On Sun, Apr 24, 2011 at 12:01 AM, Mike Meyer <m...@mired.org> wrote:
> On Sat, 23 Apr 2011 23:42:23 -0400
> Ken Wesson <kwess...@gmail.com> wrote:
>
>> On Sat, Apr 23, 2011 at 11:35 PM, Mike Meyer <m...@mired.org> wrote:
>> > On Sat, 23 Apr 2011 23:19:53 -0400
>> > Ken Wesson <kwess...@gmail.com> wrote:
>> >
>> >> On Sat, Apr 23, 2011 at 8:13 PM, Mike Meyer <m...@mired.org> wrote:
>> >> > On Sat, 23 Apr 2011 19:41:28 -0400
>> >> > Ken Wesson <kwess...@gmail.com> wrote:
>> >> > or you live in a universe where cosmic rays can flip bits and other
>> >> > sources of hardware hiccups exist.
>> >> Software crashes caused by non-software-bug-triggered memory
>> >> corruption seem to me to be exceedingly rare, and they could as easily
>> >> strike critical parts of the operating system as a multithreaded
>> >> server program (and a large batch of independent C jobs will occupy
>> >> more memory and have a correspondingly larger cross section as a
>> >> target for such things).
>> >> The best recourse if the server gets hit by something like that is
>> >> going to be to reboot it.
>> >
>> > While it might be exceedingly rare on a per-cpu-second basis, if your
>> > application runs 7x24 on enough cpus, you can expect to see them at
>> > regular intervals. In which case the best recourse - if you want a
>> > stable, robust application - is to restart the smallest set of
>> > processes that might have been affected by the problem.
>>
>> In other words, all of them, since the operating system might have
>> been affected by such a problem and if it was, everything else is
>> probably affected too.
>
> Let me guess - you're one of these people who

Ah, I get it. You're arguing because you have some kind of *personal*
issue, rather than for any logical reason.

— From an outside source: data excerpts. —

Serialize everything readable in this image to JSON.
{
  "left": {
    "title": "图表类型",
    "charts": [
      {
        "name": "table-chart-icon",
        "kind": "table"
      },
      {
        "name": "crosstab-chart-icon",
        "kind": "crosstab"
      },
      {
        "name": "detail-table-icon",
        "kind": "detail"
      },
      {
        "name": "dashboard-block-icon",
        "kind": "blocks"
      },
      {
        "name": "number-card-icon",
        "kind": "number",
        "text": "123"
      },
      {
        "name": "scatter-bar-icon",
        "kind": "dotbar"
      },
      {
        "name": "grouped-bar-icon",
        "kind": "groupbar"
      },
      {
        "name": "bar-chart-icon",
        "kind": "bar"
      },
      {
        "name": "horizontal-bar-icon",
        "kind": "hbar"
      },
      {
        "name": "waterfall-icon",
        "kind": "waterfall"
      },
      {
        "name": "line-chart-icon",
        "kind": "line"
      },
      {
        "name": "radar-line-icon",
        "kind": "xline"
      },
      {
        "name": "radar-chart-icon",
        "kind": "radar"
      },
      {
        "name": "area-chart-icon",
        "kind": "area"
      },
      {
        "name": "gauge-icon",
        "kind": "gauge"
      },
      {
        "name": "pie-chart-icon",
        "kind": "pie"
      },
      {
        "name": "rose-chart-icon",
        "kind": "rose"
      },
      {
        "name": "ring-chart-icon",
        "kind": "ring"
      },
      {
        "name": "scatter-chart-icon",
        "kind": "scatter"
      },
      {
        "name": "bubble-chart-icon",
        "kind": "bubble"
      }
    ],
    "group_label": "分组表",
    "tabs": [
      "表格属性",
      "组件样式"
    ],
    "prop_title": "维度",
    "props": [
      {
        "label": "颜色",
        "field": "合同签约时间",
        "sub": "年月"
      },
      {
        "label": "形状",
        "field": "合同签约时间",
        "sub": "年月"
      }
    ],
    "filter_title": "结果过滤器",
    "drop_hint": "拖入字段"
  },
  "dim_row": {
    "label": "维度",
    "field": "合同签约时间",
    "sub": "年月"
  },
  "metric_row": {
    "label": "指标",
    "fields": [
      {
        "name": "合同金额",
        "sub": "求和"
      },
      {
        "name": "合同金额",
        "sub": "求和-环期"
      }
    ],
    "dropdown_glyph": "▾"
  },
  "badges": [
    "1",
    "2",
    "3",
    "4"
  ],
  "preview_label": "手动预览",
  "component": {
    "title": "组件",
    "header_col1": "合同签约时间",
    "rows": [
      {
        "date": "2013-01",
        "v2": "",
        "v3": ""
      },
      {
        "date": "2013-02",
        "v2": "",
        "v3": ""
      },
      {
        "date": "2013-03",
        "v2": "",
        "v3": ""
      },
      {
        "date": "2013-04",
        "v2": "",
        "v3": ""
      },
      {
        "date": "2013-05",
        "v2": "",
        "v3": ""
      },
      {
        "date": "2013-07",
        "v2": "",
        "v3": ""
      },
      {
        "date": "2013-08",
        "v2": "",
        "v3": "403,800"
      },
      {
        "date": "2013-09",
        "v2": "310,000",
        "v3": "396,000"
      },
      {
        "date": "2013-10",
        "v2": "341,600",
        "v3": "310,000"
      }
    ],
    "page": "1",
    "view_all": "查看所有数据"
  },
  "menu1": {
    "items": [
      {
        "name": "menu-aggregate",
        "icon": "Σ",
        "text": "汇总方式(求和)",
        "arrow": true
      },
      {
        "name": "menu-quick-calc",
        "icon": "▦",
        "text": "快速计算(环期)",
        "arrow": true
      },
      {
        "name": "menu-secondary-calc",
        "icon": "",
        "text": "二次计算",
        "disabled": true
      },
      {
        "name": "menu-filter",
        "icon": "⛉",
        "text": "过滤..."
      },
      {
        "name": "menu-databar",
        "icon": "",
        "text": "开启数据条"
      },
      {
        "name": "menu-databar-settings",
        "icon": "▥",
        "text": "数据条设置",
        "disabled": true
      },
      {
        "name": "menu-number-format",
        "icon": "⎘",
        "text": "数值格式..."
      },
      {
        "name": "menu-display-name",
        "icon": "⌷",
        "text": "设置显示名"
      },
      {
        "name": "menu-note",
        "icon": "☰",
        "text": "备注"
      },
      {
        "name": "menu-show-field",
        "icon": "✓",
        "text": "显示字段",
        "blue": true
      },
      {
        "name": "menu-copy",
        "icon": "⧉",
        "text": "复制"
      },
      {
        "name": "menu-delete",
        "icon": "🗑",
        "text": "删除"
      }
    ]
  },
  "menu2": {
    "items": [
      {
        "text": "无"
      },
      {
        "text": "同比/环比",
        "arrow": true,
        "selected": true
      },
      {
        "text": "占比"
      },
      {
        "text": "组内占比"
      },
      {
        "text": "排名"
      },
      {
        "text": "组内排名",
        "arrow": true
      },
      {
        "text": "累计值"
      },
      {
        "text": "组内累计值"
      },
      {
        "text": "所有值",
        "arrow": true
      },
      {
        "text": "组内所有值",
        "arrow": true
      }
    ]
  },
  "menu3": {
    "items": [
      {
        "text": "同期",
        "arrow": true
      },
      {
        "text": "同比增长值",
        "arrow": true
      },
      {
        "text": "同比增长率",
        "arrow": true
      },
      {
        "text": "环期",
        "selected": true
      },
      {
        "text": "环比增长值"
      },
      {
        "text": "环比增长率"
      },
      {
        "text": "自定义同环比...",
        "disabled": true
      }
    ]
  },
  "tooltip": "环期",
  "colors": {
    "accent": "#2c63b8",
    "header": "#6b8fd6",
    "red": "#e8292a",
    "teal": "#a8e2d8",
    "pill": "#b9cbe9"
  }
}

> Sure, a hardware glitch that affects the OS means you should reboot
> the system.

And assuming you can even detect that such a glitch has occurred at
all (what if one hits the code doing the detecting, or the memory that
it uses -- or the operating system, in a way that affects that code?)
can you detect whether or not it hit the operating system?

> Of course, if it affects some user process, it may have
> affected the OS without leaving evidence of doing so. Then again, it
> may not have. While you could reboot everything "just in case", you
> could also have a hardware glitch affect the OS without leaving
> evidence in any process, so you might as well reboot even though
> nothing is wrong "just in case."

Obviously there's little point in rebooting absent *some* evidence
that something is wrong. Of course, some process segfaulting doesn't
mean much if it's a typical C program. On the other hand, if you have
a rock-solid JVM and kernel and various JVM bytecodes running, and the
JVM faults, the likelihood of a problem like this is higher than if a
random other program faulted -- indeed, either it's a JVM bug, an OS
bug, or a glitch of the type being discussed, since arbitrary bytecode
on a bug-free JVM shouldn't cause the JVM to fault. (Native methods
complicate things somewhat though.)

> Nah, hardware glitches are either localized, in which case restarting
> just the address spaces that failed is sufficient (and has proven so
> in practice for years), or they're systemic, in which case you'll have
> failures throughout the system. It's pretty easy to tell the
> difference between the two and deal with them appropriately.

Easy for who? The system administrator? I thought we were considering
automated means of recovering faulting systems here.